Controlling light and heat retention with architectural windows

Large windows are a common feature of modern architectural design, especially in homes that are built to be eco-friendly. Large, uninterrupted glazed openings require extensive engineering to ensure they are capable of sustaining load, but this is a price many are willing to pay.


Allowing more natural light into a room is not only aesthetically pleasing, adding to the feel of a more natural, organic home, but can also help to reduce energy usage. UV light is warming, allowing the home to heat naturally rather than through burning fuel, while it also reduces the amount of artificial light needed to illuminate the property.

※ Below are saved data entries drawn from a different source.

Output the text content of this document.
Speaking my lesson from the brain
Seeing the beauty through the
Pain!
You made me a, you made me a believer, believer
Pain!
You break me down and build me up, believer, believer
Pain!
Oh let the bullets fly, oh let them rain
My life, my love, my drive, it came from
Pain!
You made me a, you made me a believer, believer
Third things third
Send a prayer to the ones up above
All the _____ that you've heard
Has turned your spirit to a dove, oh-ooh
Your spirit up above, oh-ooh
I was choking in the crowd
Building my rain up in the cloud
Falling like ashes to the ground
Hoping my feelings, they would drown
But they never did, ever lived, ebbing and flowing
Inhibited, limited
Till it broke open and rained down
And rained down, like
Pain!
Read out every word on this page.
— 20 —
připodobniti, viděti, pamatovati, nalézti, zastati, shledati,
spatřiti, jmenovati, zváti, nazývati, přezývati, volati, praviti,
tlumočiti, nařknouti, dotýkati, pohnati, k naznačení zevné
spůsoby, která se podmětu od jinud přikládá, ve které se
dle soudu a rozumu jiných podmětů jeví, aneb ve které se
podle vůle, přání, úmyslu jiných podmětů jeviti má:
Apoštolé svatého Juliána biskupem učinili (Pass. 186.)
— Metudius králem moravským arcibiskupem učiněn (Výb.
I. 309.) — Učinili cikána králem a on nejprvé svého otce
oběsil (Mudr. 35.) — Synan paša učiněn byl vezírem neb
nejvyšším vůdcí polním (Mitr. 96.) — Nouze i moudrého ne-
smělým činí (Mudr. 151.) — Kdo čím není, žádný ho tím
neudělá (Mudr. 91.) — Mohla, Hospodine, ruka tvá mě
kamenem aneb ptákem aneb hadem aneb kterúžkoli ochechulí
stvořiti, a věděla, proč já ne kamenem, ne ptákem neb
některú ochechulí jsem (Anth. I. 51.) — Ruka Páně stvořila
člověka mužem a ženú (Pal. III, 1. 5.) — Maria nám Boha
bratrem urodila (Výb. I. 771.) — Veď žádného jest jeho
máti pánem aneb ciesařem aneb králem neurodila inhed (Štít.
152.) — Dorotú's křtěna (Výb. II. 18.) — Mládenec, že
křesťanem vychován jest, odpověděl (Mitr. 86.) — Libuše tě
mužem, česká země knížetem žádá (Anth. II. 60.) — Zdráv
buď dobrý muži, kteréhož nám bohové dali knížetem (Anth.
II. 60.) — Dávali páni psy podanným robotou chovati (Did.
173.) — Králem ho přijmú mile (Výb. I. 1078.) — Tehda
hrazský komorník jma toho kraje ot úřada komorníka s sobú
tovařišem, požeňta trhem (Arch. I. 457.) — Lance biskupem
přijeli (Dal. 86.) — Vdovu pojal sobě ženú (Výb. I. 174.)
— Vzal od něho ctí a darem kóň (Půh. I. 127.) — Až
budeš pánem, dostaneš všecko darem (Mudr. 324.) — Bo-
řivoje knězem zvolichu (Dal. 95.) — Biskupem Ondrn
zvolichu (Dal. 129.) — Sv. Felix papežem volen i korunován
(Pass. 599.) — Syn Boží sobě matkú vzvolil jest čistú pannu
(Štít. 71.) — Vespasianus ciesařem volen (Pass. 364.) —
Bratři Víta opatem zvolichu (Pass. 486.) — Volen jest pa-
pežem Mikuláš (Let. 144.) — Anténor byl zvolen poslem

But while those living in southern California can really reap these benefits, those living in more changeable climates have a few more things to think about. Even the best glazed windows are no match for a well-insulated wall or roof when it comes to heat retention, so when the sun is not shining, keeping these properties warm can become more difficult.

With modern architectural design looking to flood rooms with natural light by placing glazed panes in high places or even in the roof itself, retention of warmth becomes even more of an issue (heat rises, remember). How to tackle these issues should be a major consideration for anyone planning on installing large glass panels in their property.

In order to retain the desired level of privacy and help with heat retention, these larger windows still need to be dressed in some way, but traditional curtains do not provide much insulation and are plainly unsuitable for the angular skylights that feature in much modern design.

Blinds are typically a much better option – or to be more specific, made-to-measure blinds. By using blinds which fit the window space exactly, you provide a vital layer of insulation for the pane with minimal heat loss.

For large windows, vertical blinds can create a strong look. Not only are these aesthetically pleasing and make the window look even bigger, they are the most versatile in terms of being able to adjust the amount of light coming into the room. Even those in extremely sunny climates can utilise blinds to control the temperature in their home, as some blinds are made using material which absorbs UV light, preventing the living space from turning into an oven.

Blinds can also be motorised, so that the adjustments you want to make can be done easily and at the touch of a button – perfect for the quintessential modern home.